With the locations of the film also sticking out to me, the scenery was very captivating (maybe the music score had something to do with the beauty of the cities…), and I was reminded about how much I would like to visit the U.S. for a holiday sometime soon. Yet what sets this film apart from most action and shoot-‘em-up films, and maybe puts it in the same league as some Oscar nominated and won films, is the underlying theme and message that transcends food. It’s a message that reminds us to pursue happiness in everything we do, and a challenge to undertake something that we love, so that we can truly be fulfilled in life.
Chasing after what is important and doing what you love can be highlighted effectively in the persona of Carl. Carl is a very relatable character, as the characteristic that he portrays of an inflated ego is something we all can identify with at least one time in our lives. We have all at one point or another thought we were the best at something and then failed, and I’m sure that for each one of us, the moment was an embarrassing yet humbling experience.

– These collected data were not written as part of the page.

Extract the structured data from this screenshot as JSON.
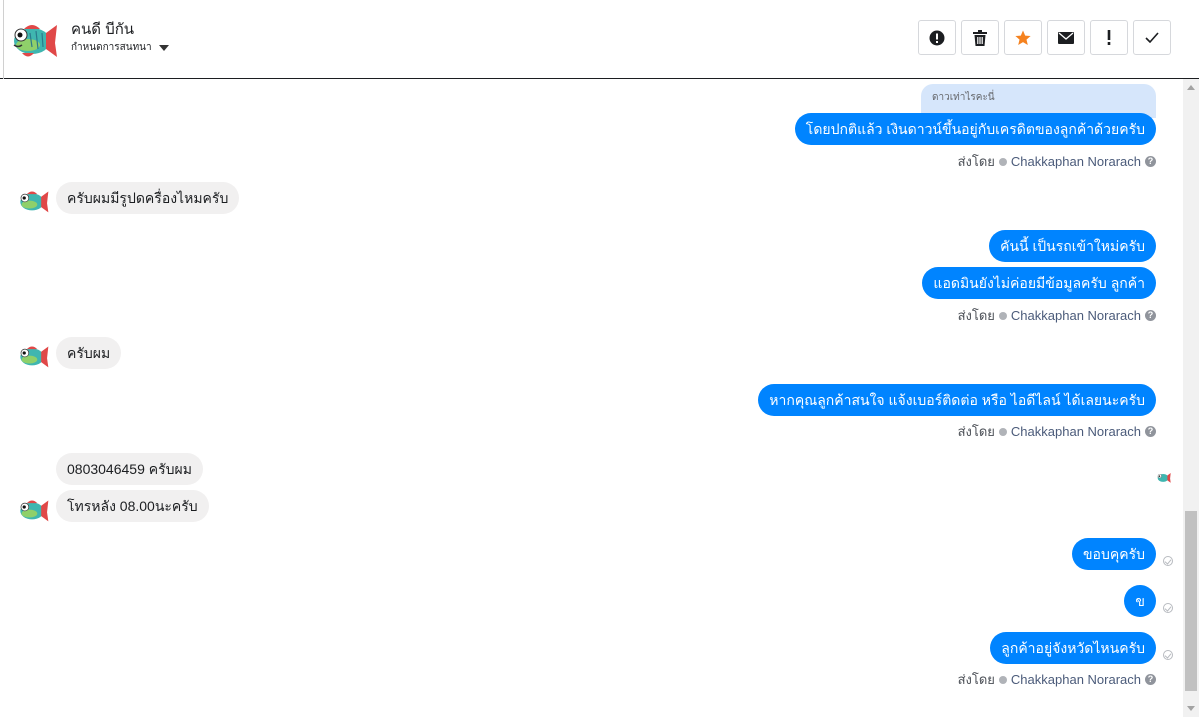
{
  "header": {
    "contact_name": "คนดี บีกัน",
    "stage_label": "กำหนดการสนทนา"
  },
  "actions": [
    {
      "name": "alert-circle-icon",
      "color": "#1c1e21"
    },
    {
      "name": "trash-icon",
      "color": "#1c1e21"
    },
    {
      "name": "star-icon",
      "color": "#f5821f"
    },
    {
      "name": "mail-icon",
      "color": "#1c1e21"
    },
    {
      "name": "exclamation-icon",
      "color": "#1c1e21"
    },
    {
      "name": "check-icon",
      "color": "#1c1e21"
    }
  ],
  "messages": {
    "quoted_text": "ดาวเท่าไรคะนี่",
    "m1": "โดยปกติแล้ว เงินดาวน์ขึ้นอยู่กับเครดิตของลูกค้าด้วยครับ",
    "m2": "ครับผมมีรูปดครื่องไหมครับ",
    "m3": "คันนี้ เป็นรถเข้าใหม่ครับ",
    "m4": "แอดมินยังไม่ค่อยมีข้อมูลครับ ลูกค้า",
    "m5": "ครับผม",
    "m6": "หากคุณลูกค้าสนใจ แจ้งเบอร์ติดต่อ หรือ ไอดีไลน์ ได้เลยนะครับ",
    "m7": "0803046459 ครับผม",
    "m8": "โทรหลัง 08.00นะครับ",
    "m9": "ขอบคุครับ",
    "m10": "ข",
    "m11": "ลูกค้าอยู่จังหวัดไหนครับ"
  },
  "sent_by": {
    "prefix": "ส่งโดย",
    "agent": "Chakkaphan Norarach",
    "help": "?"
  },
  "colors": {
    "outgoing": "#0084ff",
    "incoming": "#f1f0f0",
    "accent_star": "#f5821f"
  }
}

At the start of the film Carl was a workaholic and neglected his relationship with his son and his son’s wellbeing, yet this film brings hope and optimism, as Carl undergoes a change of heart when working on the food truck with his son- which greatly solidifies the father-son relationship and strengthens the camaraderie and friendship with Martin. And though we may not all have had an experience like Carl- having an epiphany that ultimately betters our working life and every other aspect, suddenly thrust into a role where we unequivocally succeed and maintain a sustainable and delicate work life balance; we can nevertheless still relate to Carl’s experiences, and we see that going through the ups and downs of life makes us a better person.
Certainly a film that portrays cooking as fun and enjoyable, also showing us fine acting and exquisite locations in the U.S, on the road and in the bustling city; the question is posed- ‘are we enjoying our work, our day job, and what we can do about it so that our passion lines up with our profession, if we are in fact miserable?’. The answer, as clearly shown by this confronting yet comforting film, is to pursue something you love. The means we go about it can be as drastic and out there as Carl, or more subtle and subdued. Whatever the mechanism of how we find our ideal occupation and profession, and place in life, what Chef has done that no other film this year has, is to make us think about the big issues.
Probably going to be one of my favourite films once 2014 ends, all I can do right now is to champion Jon Favreau and his team of actors and people behind the scenes, as they give us stellar performances that make the movie worth watching repeatedly (you might also want to start cooking food truck style food afterwards!). A film with a strong and edifying message, Chef came from left-field, in a good way, and is the best food film I’ve seen (closely followed by Julie and Julia)! Well worth your time and money, I’d suggest you to watch it, and be amazed at Jon’s ability to act, write, produce and direct in the same film, and do it all flawlessly!